Kısa, açık, kolay anlaşılabilir ve zengin ifade gücüne sahip olma özellikleri sayesinde atasözleri halkın günlük konuşma dilinde de geniş ve ayrıcalıklı bir yere sahiptirler. Dolayısıyla atasözleri derlenmekle tükenmeyecek bir kültür hazinesidir.
Kafkasyalı Karaçay-Malkar halkının folklor hazinelerinin önemli bir bölümünü oluşturan atasözlerinin derlenmesi çalışmaları uzun yıllardan beri gerek Kafkasya’da gerekse Türkiye’ye göç etmiş olan Karaçay-Malkarlılar arasında devam etmektedir.
1990-1997 yılları arasında Rusya Federasyonu’nun Kafkasya bölgesinde yer alan Karaçay-Çerkes ve Kabardin-Balkar Cumhuriyetlerine yapılan araştırma gezileri sırasında Karaçay-Malkarlılardan derlenen atasözleri ile Türkiye’deki Karaçay-Malkar köylerinden ve özellikle Konya’nın Sarayönü ilçesine bağlı bir Karaçay-Malkar köyü olan Başhüyük’ten derlenen atasözleri bu kitapta biraraya getirilmiştir. 2721 atasözü ve 640 deyimden oluşan bu eser ayrıca Kafkasya’da yayımlanmış olan Karaçay-Malkar folkloru ve atasözleri-deyimler ile ilgili literatürün taranmasıyla zenginleştirilmiştir.
Karaçay-Malkar atasözleri ve deyimleri tabii ki bu kitapta yer alan atasözlerinden ve deyimlerden ibaret değildir.
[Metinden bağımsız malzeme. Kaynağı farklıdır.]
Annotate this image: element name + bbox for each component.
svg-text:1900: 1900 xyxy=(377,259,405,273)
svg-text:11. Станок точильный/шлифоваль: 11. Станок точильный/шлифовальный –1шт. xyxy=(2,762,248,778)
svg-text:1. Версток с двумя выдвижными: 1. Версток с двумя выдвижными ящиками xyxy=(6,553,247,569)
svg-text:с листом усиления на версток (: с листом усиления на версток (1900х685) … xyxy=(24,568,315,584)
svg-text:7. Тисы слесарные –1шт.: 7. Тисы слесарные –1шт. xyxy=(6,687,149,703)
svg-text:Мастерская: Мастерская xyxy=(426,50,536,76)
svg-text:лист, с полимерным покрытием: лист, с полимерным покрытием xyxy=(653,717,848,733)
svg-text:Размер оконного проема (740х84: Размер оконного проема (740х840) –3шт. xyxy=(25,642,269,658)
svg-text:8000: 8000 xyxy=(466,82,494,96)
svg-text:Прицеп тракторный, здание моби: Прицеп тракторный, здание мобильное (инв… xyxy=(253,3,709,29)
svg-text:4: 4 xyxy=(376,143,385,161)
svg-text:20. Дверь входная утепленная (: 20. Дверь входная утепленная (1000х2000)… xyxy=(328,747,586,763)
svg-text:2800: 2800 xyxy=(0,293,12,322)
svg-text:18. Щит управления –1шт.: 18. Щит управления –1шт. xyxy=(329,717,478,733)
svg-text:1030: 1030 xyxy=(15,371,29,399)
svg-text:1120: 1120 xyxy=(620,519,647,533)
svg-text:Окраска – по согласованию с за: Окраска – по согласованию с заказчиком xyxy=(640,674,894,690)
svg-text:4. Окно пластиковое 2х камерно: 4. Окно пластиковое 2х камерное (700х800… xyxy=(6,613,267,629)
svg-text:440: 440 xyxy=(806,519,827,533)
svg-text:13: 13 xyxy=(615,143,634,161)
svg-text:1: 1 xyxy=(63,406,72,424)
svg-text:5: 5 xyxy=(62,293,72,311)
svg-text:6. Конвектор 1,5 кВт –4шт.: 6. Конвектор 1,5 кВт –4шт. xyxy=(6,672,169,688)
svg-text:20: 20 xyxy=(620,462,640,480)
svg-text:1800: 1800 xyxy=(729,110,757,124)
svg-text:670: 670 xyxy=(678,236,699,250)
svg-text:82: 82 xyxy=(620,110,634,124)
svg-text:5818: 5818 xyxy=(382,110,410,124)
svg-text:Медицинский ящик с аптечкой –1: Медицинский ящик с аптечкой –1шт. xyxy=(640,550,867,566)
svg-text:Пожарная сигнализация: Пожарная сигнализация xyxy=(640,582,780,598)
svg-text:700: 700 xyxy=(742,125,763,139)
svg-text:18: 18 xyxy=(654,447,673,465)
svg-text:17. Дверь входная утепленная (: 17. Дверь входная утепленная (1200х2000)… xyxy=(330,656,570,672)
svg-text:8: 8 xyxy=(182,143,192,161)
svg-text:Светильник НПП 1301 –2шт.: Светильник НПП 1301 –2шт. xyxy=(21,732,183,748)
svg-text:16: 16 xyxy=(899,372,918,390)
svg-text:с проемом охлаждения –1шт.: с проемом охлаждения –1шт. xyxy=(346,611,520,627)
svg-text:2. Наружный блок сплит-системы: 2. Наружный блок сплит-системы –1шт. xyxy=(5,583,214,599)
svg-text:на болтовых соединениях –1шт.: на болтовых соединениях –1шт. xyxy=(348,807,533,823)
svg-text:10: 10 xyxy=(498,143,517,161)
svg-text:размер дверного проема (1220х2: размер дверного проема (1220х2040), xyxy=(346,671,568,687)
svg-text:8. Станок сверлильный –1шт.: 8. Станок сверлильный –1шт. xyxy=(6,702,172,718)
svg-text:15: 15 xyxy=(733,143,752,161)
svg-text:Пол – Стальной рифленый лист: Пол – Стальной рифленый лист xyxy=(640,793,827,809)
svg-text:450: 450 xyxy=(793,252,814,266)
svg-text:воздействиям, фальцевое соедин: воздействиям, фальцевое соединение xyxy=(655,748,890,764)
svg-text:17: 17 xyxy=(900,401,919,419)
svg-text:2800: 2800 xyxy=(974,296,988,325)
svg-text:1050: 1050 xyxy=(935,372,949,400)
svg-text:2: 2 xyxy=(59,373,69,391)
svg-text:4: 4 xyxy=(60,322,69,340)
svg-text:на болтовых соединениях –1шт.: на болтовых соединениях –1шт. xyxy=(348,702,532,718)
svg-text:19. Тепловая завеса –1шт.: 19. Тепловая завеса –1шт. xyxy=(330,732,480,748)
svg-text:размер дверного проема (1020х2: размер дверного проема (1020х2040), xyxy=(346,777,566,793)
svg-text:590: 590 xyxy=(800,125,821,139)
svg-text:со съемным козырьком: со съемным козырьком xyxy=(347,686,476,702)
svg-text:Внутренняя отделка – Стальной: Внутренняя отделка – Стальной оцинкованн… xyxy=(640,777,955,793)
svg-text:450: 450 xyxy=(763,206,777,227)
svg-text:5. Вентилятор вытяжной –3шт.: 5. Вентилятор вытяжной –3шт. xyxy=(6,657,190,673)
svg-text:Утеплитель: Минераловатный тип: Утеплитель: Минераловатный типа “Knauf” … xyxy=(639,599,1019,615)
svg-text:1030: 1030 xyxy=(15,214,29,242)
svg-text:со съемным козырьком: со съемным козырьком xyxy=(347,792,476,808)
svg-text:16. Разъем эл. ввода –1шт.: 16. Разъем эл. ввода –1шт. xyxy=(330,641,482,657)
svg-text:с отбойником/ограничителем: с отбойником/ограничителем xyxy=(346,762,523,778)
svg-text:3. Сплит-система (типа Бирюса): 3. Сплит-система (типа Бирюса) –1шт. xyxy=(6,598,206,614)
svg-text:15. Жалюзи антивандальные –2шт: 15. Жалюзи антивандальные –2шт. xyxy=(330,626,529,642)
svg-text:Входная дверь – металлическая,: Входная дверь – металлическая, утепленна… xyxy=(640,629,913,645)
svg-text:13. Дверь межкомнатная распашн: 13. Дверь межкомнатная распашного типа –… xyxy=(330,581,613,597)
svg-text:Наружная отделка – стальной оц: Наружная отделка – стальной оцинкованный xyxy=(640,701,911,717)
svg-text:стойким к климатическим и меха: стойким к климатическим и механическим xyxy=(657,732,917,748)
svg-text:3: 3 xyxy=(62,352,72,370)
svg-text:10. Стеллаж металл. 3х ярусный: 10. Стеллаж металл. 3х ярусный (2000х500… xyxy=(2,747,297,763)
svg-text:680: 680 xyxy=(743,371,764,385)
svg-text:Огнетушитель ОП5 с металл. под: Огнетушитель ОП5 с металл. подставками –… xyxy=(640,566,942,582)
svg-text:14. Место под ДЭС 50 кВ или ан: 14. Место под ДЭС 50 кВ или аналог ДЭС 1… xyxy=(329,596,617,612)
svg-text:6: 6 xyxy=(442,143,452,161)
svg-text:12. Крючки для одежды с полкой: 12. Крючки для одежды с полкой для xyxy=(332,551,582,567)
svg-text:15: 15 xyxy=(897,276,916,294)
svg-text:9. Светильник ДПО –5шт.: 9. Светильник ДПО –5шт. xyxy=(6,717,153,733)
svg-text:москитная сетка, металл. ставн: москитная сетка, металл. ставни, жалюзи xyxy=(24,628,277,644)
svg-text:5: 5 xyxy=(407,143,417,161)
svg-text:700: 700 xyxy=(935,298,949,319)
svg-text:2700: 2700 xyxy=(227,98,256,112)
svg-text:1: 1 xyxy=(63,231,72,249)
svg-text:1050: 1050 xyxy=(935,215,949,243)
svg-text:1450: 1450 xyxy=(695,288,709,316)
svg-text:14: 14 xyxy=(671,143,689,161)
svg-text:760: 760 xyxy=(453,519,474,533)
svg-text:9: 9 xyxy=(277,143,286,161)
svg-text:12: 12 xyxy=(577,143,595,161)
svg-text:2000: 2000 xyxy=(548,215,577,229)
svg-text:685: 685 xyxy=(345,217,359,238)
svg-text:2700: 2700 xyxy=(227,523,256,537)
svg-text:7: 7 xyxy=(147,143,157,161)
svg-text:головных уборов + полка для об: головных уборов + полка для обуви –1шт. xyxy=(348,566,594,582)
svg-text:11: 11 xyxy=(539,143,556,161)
Daha önce yapılmış çalışmalar ile gelecekte yapılacak olan araştırmalar sayesinde Karaçay-Malkar atasözlerinin ve deyimlerinin on binden fazla bir sayıya ulaşması mümkün görülmektedir. Hazırladığımız bu kitap, bu konuda yapılacak olan araştırmalara bir basamak olma gayesini gütmektedir.
Alfabetik düzen içinde sıralanan atasözleri ve deyimler konularına göre tasnif edilmemiştir. Karaçay-Malkar atasözleri arasında Türkiye Türkçesindeki atasözleri ile aynı ya da benzer atasözlerinin yer aldığı dikkati çekmektedir. Kitabın giriş kısmında folklor araştırmacılarına yardımcı olmak ve iki farklı coğrafyadaki benzer atasözlerinin varlığını ortaya koymak amacıyla, yetmiş beş Karaçay-Malkar atasözünün Türkiye Türkçesinde yaşayan karşılıklarına yer verilmiştir.
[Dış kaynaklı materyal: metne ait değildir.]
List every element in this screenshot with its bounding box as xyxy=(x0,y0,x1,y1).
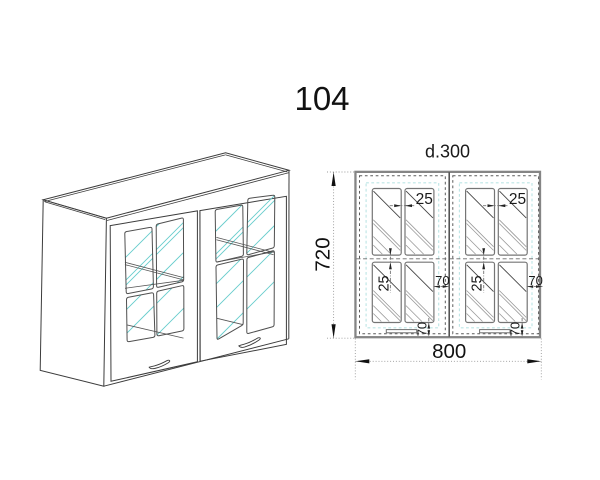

Karaçay-Malkar atasözlerinde art damak ünsüz sesleri olan kalın g sesi ġ, kalın k sesi Ḳ / ḳ, harfleri ile gösterilmiştir.
Karaçay-Malkar halkının sosyal, ekonomik ve kültürel yapısına, hayat ve dünya görüşüne ışık tutan atasözlerinden oluşan bu kitap yalnızca halkbilim (folklor) ile uğraşanlara değil, dilbilimci, sosyolog ve Türkologlara da yardımcı olmayı amaçlamaktadır.
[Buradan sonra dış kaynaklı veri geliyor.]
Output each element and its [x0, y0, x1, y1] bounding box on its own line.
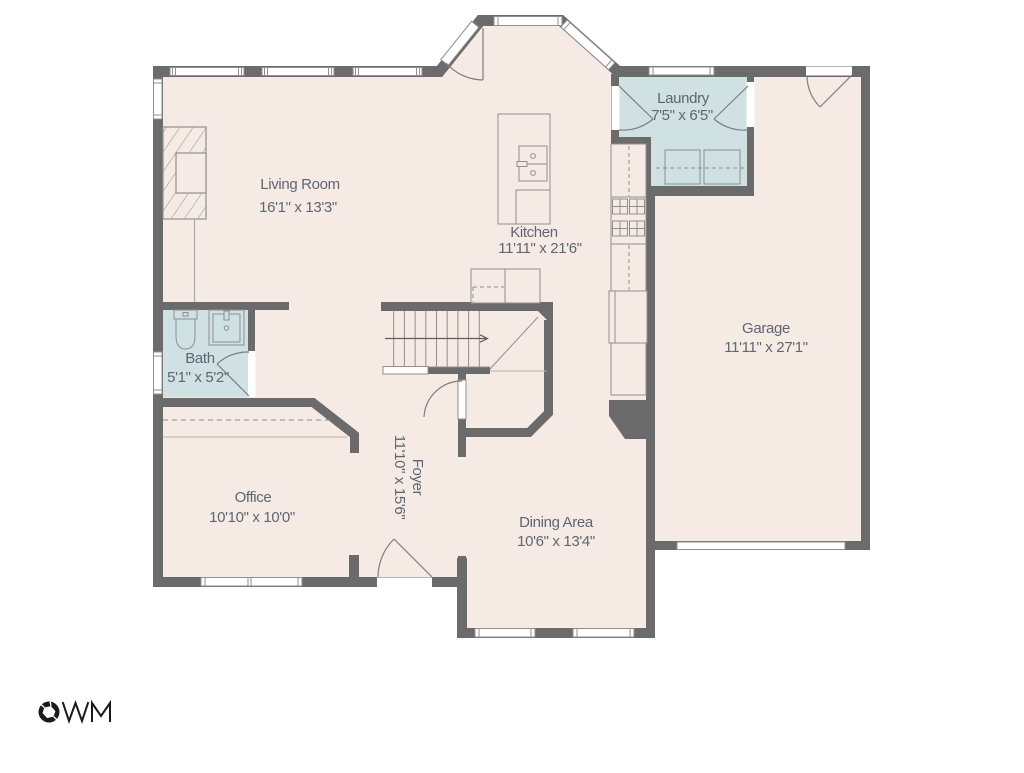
svg-text:Foyer: Foyer — [409, 459, 426, 496]
svg-text:Laundry: Laundry — [657, 90, 710, 107]
svg-text:7'5" x 6'5": 7'5" x 6'5" — [651, 107, 713, 124]
svg-text:11'11" x 21'6": 11'11" x 21'6" — [498, 240, 582, 257]
svg-text:11'11" x 27'1": 11'11" x 27'1" — [724, 339, 808, 356]
svg-text:Dining Area: Dining Area — [519, 514, 594, 531]
svg-text:10'6" x 13'4": 10'6" x 13'4" — [517, 533, 595, 550]
svg-text:5'1" x 5'2": 5'1" x 5'2" — [167, 369, 229, 386]
svg-text:Bath: Bath — [185, 350, 214, 367]
svg-text:Living Room: Living Room — [260, 176, 340, 193]
svg-text:10'10" x 10'0": 10'10" x 10'0" — [209, 509, 295, 526]
svg-text:Garage: Garage — [742, 320, 790, 337]
svg-text:16'1" x 13'3": 16'1" x 13'3" — [259, 199, 337, 216]
svg-text:Kitchen: Kitchen — [510, 224, 558, 241]
svg-text:Office: Office — [235, 489, 272, 506]
svg-text:11'10" x 15'6": 11'10" x 15'6" — [391, 435, 408, 520]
Prof. Dr. Ufuk TAVKULElbruz Bilim ve Kültür Araştırmaları TopluluğuKARAÇAY-MALKARLILAR
Kafkasya’nın Orta Kafkaslar adı verilen merkezî kısmında, Kafkas Dağları’nın en sarp ve yüksek zirvelerinin, geçit vermez derin vadilerinin koynunda kökenleri İskitlerden Alanlara, Hunlardan Bulgarlara, Hazarlardan Kıpçaklara ve Kafkasya’nın kökleri beş bin yıl öncesine dayanan eski yerli medeniyetlerine kadar uzanan bir halk yaşar. Bunlar kendilerine TAVLU (Dağlı) adını veren, Kıpçak Türkçesinin bir lehçesini konuşan, Kafkasların kadim halkı Karaçay-Malkarlılardır.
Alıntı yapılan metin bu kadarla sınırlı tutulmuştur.